Die von Balckes, Erbdrosten auf Graswinkel damals, diese Verwalter zur Zeit des Kirchbaus sollen im Altarraum der St. Jakobus-Kirche ihre letzte Ruhestätte gefunden haben. Notwendige Erdarbeiten bei der Anlage einer Heizung im letzten Jahrhundert bestätigten das Vorhandensein eines Grabes im Chorraum, was übrigens zur damaligen Zeit so ungewöhnlich nicht war.
EIN FRANZISKANER ARCHTITEKT?
Sankt Jakobus Mastholte ist ursprünglich als flacher Saalbau mit einer Holzdecke konzipiert und so auch zunächst gebaut worden. – Schlichter konnte eine Kirche auch damals nicht gedacht und entworfen werden. Sein Gewölbe erhielt der Bau erst im 19. Jahrhundert (1857). (3)
Lediglich die lichten Masse in der Länge von 33,20 m und der Breite von 9,60 m galten auch seinerzeit als bemerkenswert. Ohne Sockel führte Baumeister Armst das Gebäude aus Kalkbruchsteinplatten aus. Für die Schmuckgliederungen wie Eckquader, Regenschlagleisten, Gesims und Fenstergewände verwendete er den gelblichen Osning-Sandstein aus einem Steinbruch bei Lemgo, der ihm wohl zur Verfügung stand. Vor allem aber das wunderschöne Portal leuchtet noch heute gelb-braun-sand-steinfarben in der westlichen Abendsonne und dominiert den Kirchplatz.
Auffällig ist die Position des Mastholter Kirchturms. In Westfalen wurde er in der Barockzeit schon aus statischen Gründen vor die Westseite des Langhauses gesetzt, um dem Druck der Gewölbe ein Gegengewicht zu geben. Nicht so in Mastholte. Hier steht er neben dem Westportal. Die flache Holzdecke des Langhauses erzeugte keinen Außendruck.
So konnte man alles in allem erhebliche Mittel für teure Konstruktionen sparen. Unmittelbar nach dem 30-jährigen Krieg eine verständliche Maßnahme. Man darf wohl vermuten, dass nicht Bauherr Armst, sondern ein Franziskaner „Architekt“ bei diesem Kirchbau spielte. Die spartanische Denkweise franziskanischen Lebens reichte bis in die Baukultur hinein. (4)
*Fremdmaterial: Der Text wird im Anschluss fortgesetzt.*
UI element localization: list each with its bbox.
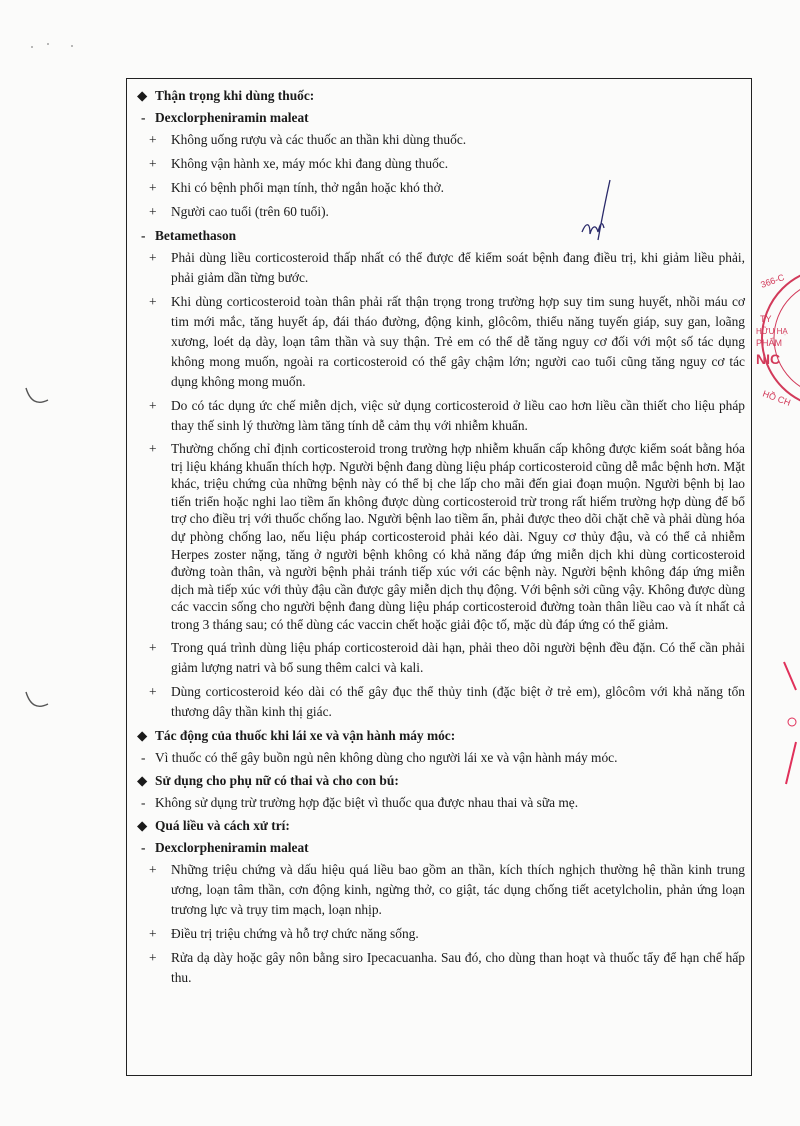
list-item: + Không uống rượu và các thuốc an thần khi dùng thuốc. (147, 130, 745, 150)
plus-bullet-icon: + (149, 250, 157, 265)
plus-bullet-icon: + (149, 861, 157, 877)
list-item: + Thường chống chỉ định corticosteroid trong trường hợp nhiễm khuẩn cấp không được kiểm soát bằng hóa trị liệu kháng khuẩn thích hợp. Người bệnh đang dùng liệu pháp corticosteroid cũng dễ mắc bệnh hơn. Mặt khác, triệu chứng của những bệnh này có thể bị che lấp cho mãi đến giai đoạn muộn. Người bệnh bị lao tiến triển hoặc nghi lao tiềm ẩn không được dùng corticosteroid trừ trong rất hiếm trường hợp dùng để bổ trợ cho điều trị với thuốc chống lao. Người bệnh lao tiềm ẩn, phải được theo dõi chặt chẽ và phải dùng hóa dự phòng chống lao, nếu liệu pháp corticosteroid phải kéo dài. Nguy cơ thủy đậu, và có thể cả nhiễm Herpes zoster nặng, tăng ở người bệnh không có khả năng đáp ứng miễn dịch khi dùng corticosteroid đường toàn thân, và người bệnh phải tránh tiếp xúc với các bệnh này. Người bệnh không đáp ứng miễn dịch mà tiếp xúc với thủy đậu cần được gây miễn dịch thụ động. Với bệnh sởi cũng vậy. Không được dùng các vaccin sống cho người bệnh đang dùng liệu pháp corticosteroid đường toàn thân liều cao và ít nhất cả trong 3 tháng sau; có thể dùng các vaccin chết hoặc giải độc tố, mặc dù đáp ứng có thể giảm. (149, 441, 745, 632)
list-item: + Phải dùng liều corticosteroid thấp nhất có thể được để kiểm soát bệnh đang điều trị, khi giảm liều phải, phải giảm dần từng bước. (147, 248, 745, 288)
list-item: + Dùng corticosteroid kéo dài có thể gây đục thể thủy tinh (đặc biệt ở trẻ em), glôcôm với khả năng tổn thương dây thần kinh thị giác. (147, 682, 745, 722)
diamond-bullet-icon: ◆ (137, 817, 148, 833)
group-title: Dexclorpheniramin maleat (155, 839, 309, 855)
group-heading: - Betamethason (137, 226, 745, 246)
plus-bullet-icon: + (149, 156, 157, 171)
section-heading (137, 816, 745, 836)
list-item: + Không vận hành xe, máy móc khi đang dùng thuốc. (147, 154, 745, 174)
punch-hole-mark (22, 686, 50, 716)
plus-bullet-icon: + (149, 441, 157, 456)
svg-text:TY: TY (760, 314, 772, 324)
group-title: Betamethason (155, 228, 237, 243)
section-text: - Vì thuốc có thể gây buồn ngủ nên không dùng cho người lái xe và vận hành máy móc. (141, 749, 618, 765)
list-item: + Khi có bệnh phổi mạn tính, thở ngắn hoặc khó thở. (147, 178, 745, 198)
svg-text:366-C: 366-C (759, 272, 786, 290)
plus-bullet-icon: + (149, 925, 157, 941)
plus-bullet-icon: + (149, 180, 157, 195)
section-text: - Không sử dụng trừ trường hợp đặc biệt vì thuốc qua được nhau thai và sữa mẹ. (141, 794, 579, 810)
section-title: Tác động của thuốc khi lái xe và vận hành máy móc: (155, 727, 456, 743)
list-item: + Những triệu chứng và dấu hiệu quá liều bao gồm an thần, kích thích nghịch thường hệ thần kinh trung ương, loạn tâm thần, cơn động kinh, ngừng thở, co giật, tác dụng chống tiết acetylcholin, phản ứng loạn trương lực và trụy tim mạch, loạn nhịp. (147, 860, 745, 920)
section-title: Thận trọng khi dùng thuốc: (155, 88, 315, 103)
company-stamp (754, 268, 800, 418)
section-title: Quá liều và cách xử trí: (155, 817, 290, 833)
list-item: + Điều trị triệu chứng và hỗ trợ chức năng sống. (147, 924, 745, 944)
plus-bullet-icon: + (149, 683, 157, 699)
plus-bullet-icon: + (149, 294, 157, 309)
section-title: Sử dụng cho phụ nữ có thai và cho con bú: (155, 772, 399, 788)
list-item: + Do có tác dụng ức chế miễn dịch, việc sử dụng corticosteroid ở liều cao hơn liều cần thiết cho liệu pháp thay thế sinh lý thường làm tăng tính dễ cảm thụ với nhiễm khuẩn. (147, 396, 745, 436)
plus-bullet-icon: + (149, 949, 157, 965)
list-item: + Người cao tuổi (trên 60 tuổi). (147, 202, 745, 222)
diamond-bullet-icon: ◆ (137, 727, 148, 743)
red-tick-mark (782, 660, 800, 790)
list-item: + Trong quá trình dùng liệu pháp corticosteroid dài hạn, phải theo dõi người bệnh đều đặn. Có thể cần phải giảm lượng natri và bổ sung thêm calci và kali. (147, 638, 745, 678)
group-heading: - Dexclorpheniramin maleat (137, 838, 745, 858)
svg-text:PHẨM: PHẨM (756, 338, 783, 348)
list-item: + Rửa dạ dày hoặc gây nôn bằng siro Ipecacuanha. Sau đó, cho dùng than hoạt và thuốc tẩy để hạn chế hấp thu. (147, 948, 745, 988)
diamond-bullet-icon: ◆ (137, 88, 148, 103)
plus-bullet-icon: + (149, 132, 157, 147)
svg-text:HỒ CH: HỒ CH (761, 388, 792, 408)
group-heading: - Dexclorpheniramin maleat (137, 108, 745, 128)
svg-text:HỮU HẠ: HỮU HẠ (756, 327, 788, 336)
plus-bullet-icon: + (149, 398, 157, 413)
svg-text:NIC: NIC (756, 351, 781, 367)
list-item: + Khi dùng corticosteroid toàn thân phải rất thận trọng trong trường hợp suy tim sung huyết, nhồi máu cơ tim mới mắc, tăng huyết áp, đái tháo đường, động kinh, glôcôm, thiểu năng tuyến giáp, suy gan, loãng xương, loét dạ dày, loạn tâm thần và suy thận. Trẻ em có thể dễ tăng nguy cơ đối với một số tác dụng không mong muốn, ngoài ra corticosteroid có thể gây chậm lớn; người cao tuổi cũng tăng nguy cơ tác dụng không mong muốn. (147, 292, 745, 392)
group-title: Dexclorpheniramin maleat (155, 110, 309, 125)
section-heading (137, 86, 745, 106)
scan-speck (28, 38, 78, 52)
document-frame (126, 78, 752, 1076)
plus-bullet-icon: + (149, 204, 157, 219)
plus-bullet-icon: + (149, 639, 157, 655)
section-heading (137, 726, 745, 746)
punch-hole-mark (22, 382, 50, 412)
section-heading (137, 771, 745, 791)
diamond-bullet-icon: ◆ (137, 772, 148, 788)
In der Tat lassen sich Ähnlichkeiten zwischen der Franziskaner-Kirche in Rietberg und der Mastholter Pfarrkirche nicht übersehen: Beide waren ursprünglich gewölbelose, mit flacher Holzdecke versehene einschiffige Saalkirchengebäude. Beide stimmen in den Maßen genau überein, wie sie oben schon für Mastholte genannt wurden. Das trifft sogar für die Mauerstärken zu!
Weitere Gemeinsamkeiten: Die Langhausseiten sind durch vier Fenster gegliedert, die 3/8- Chöre sind sozusagen Fortsetzung des Langhauses, indem sie sich ohne architektonische Besonderheiten anfügen. Wenn man nun noch bedenkt, dass die Franziskaner in eben dieser Zeit eifrige Kirchbauherren in Ostwestfalen waren und sie eine enge Beziehung zum Rietberger Grafenhaus pflegten – denken wir ans Kloster -, so kann man nicht umhin zu konstatieren: Der Architekt der Mastholter Kirche muss ein Franziskaner gewesen sein!